Your organic produce is also less likely to be a strain or cultivar intended for max color & max shelf life, and more likely to be picked for its ability to create Joy-Inducing Pepper Taste.
posted by BrunoLatourFanclub at 3:34 PM on January 22, 2014


while the other just tasted flat and insipid, almost unlike food at all.

Green bell peppers are the worst. That is the answer to your question. They're cheap, uninteresting, and have a flavor that isn't very complex.

I've never had a locally grown heirloom variety green bell pepper, though. Maybe they're the Red Delicious Apple of the vegetable world?
posted by Sara C. at 3:39 PM on January 22, 2014


The most important thing to consider when buying fruits and vegetables is to buy things that are in season.

Just because something is available 12 months out of the year doesn't mean it's good 12 months out of the year. There are all sorts of methods used to keep this stuff edible for that long. Usually, taste suffers.
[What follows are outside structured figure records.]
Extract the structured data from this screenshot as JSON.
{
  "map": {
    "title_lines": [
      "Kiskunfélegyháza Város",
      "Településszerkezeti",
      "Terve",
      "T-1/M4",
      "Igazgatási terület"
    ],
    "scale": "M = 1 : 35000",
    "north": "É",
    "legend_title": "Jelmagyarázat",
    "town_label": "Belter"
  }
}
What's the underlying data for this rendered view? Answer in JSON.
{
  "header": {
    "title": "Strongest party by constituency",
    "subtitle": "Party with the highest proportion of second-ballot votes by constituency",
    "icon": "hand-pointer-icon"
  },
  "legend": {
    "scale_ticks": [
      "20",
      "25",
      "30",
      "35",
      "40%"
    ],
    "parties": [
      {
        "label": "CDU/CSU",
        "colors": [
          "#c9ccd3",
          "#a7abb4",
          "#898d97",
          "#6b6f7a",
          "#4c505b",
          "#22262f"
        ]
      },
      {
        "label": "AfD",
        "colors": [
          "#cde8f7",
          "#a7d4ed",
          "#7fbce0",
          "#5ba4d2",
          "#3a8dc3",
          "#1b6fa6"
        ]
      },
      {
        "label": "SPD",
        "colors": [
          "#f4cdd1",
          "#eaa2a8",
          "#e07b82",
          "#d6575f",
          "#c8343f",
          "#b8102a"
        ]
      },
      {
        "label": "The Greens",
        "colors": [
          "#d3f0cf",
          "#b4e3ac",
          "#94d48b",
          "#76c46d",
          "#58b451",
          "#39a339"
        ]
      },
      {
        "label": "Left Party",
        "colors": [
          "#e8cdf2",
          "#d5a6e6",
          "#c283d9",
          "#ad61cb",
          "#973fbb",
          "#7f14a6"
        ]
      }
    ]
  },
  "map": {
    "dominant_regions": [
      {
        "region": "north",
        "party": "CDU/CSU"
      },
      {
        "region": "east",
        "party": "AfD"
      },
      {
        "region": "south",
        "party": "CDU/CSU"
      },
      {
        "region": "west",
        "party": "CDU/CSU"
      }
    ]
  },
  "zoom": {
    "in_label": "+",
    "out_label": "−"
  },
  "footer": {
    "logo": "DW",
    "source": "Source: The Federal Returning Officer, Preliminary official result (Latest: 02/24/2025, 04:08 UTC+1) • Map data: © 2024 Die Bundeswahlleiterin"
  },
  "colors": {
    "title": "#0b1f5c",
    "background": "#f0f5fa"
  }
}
In terms of specific items, you just never know. Something things come from farm X and it's good. Sometimes it comes from farm Y and it's been sitting too long or picked too early and it tasted bad. It's too inconsistent to make any judgments. Ideally, you want to try anything you buy - one of the benefits of farmers markets.
posted by Witold at 10:04 PM on January 22, 2014


Probably not*. Watch for a bit, then jump to 11:10, then 14:45, then 21:52 (the corker). The question was about taste, so you can skip the bits about pesticides and health benefits.
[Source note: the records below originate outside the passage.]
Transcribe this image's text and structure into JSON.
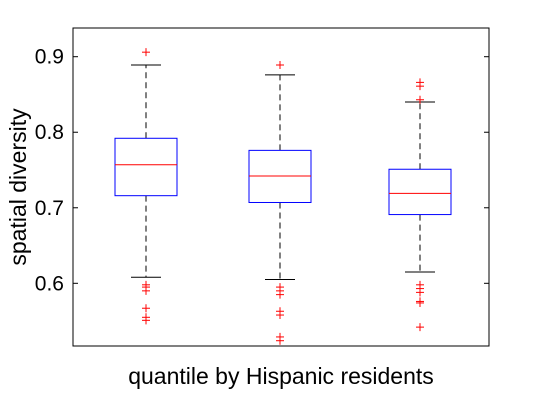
{
  "chart_data": {
    "type": "box",
    "title": "",
    "xlabel": "quantile by Hispanic residents",
    "ylabel": "spatial diversity",
    "ylim": [
      0.517,
      0.938
    ],
    "yticks": [
      0.6,
      0.7,
      0.8,
      0.9
    ],
    "ytick_labels": [
      "0.6",
      "0.7",
      "0.8",
      "0.9"
    ],
    "xtick_labels": [],
    "grid": false,
    "legend": "none",
    "colors": {
      "box": "#0000ff",
      "median": "#ff0000",
      "whisker": "#000000",
      "outlier": "#ff0000"
    },
    "boxes": [
      {
        "q1": 0.716,
        "median": 0.757,
        "q3": 0.792,
        "whisker_low": 0.608,
        "whisker_high": 0.889,
        "outliers": [
          0.906,
          0.598,
          0.595,
          0.59,
          0.567,
          0.555,
          0.551
        ]
      },
      {
        "q1": 0.707,
        "median": 0.742,
        "q3": 0.776,
        "whisker_low": 0.605,
        "whisker_high": 0.876,
        "outliers": [
          0.889,
          0.595,
          0.59,
          0.585,
          0.563,
          0.558,
          0.529,
          0.524
        ]
      },
      {
        "q1": 0.691,
        "median": 0.719,
        "q3": 0.751,
        "whisker_low": 0.615,
        "whisker_high": 0.84,
        "outliers": [
          0.866,
          0.861,
          0.843,
          0.598,
          0.593,
          0.588,
          0.576,
          0.574,
          0.542
        ]
      }
    ]
  }
}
*Swearing warning. Penn and Teller warning. Comment should not be seen as an endorsement of Penn and Teller.
posted by obiwanwasabi at 1:29 AM on January 23, 2014


If you're not too put off by their method & delivery, Penn and Teller did an interesting episode of their show "bullshit" on organics that I enjoyed.
posted by MustardTent at 6:32 AM on January 23, 2014 [1 favorite]


Were the peppers marked down because they were about to turn? I feel produce tastes the best in this sweet spot right before its about to turn, and so if i plan on making something same day, I'll see if they have the fruit or veggie ingredients on the ugly shrink wrapped foam boards on the about to be tossed stand in the store.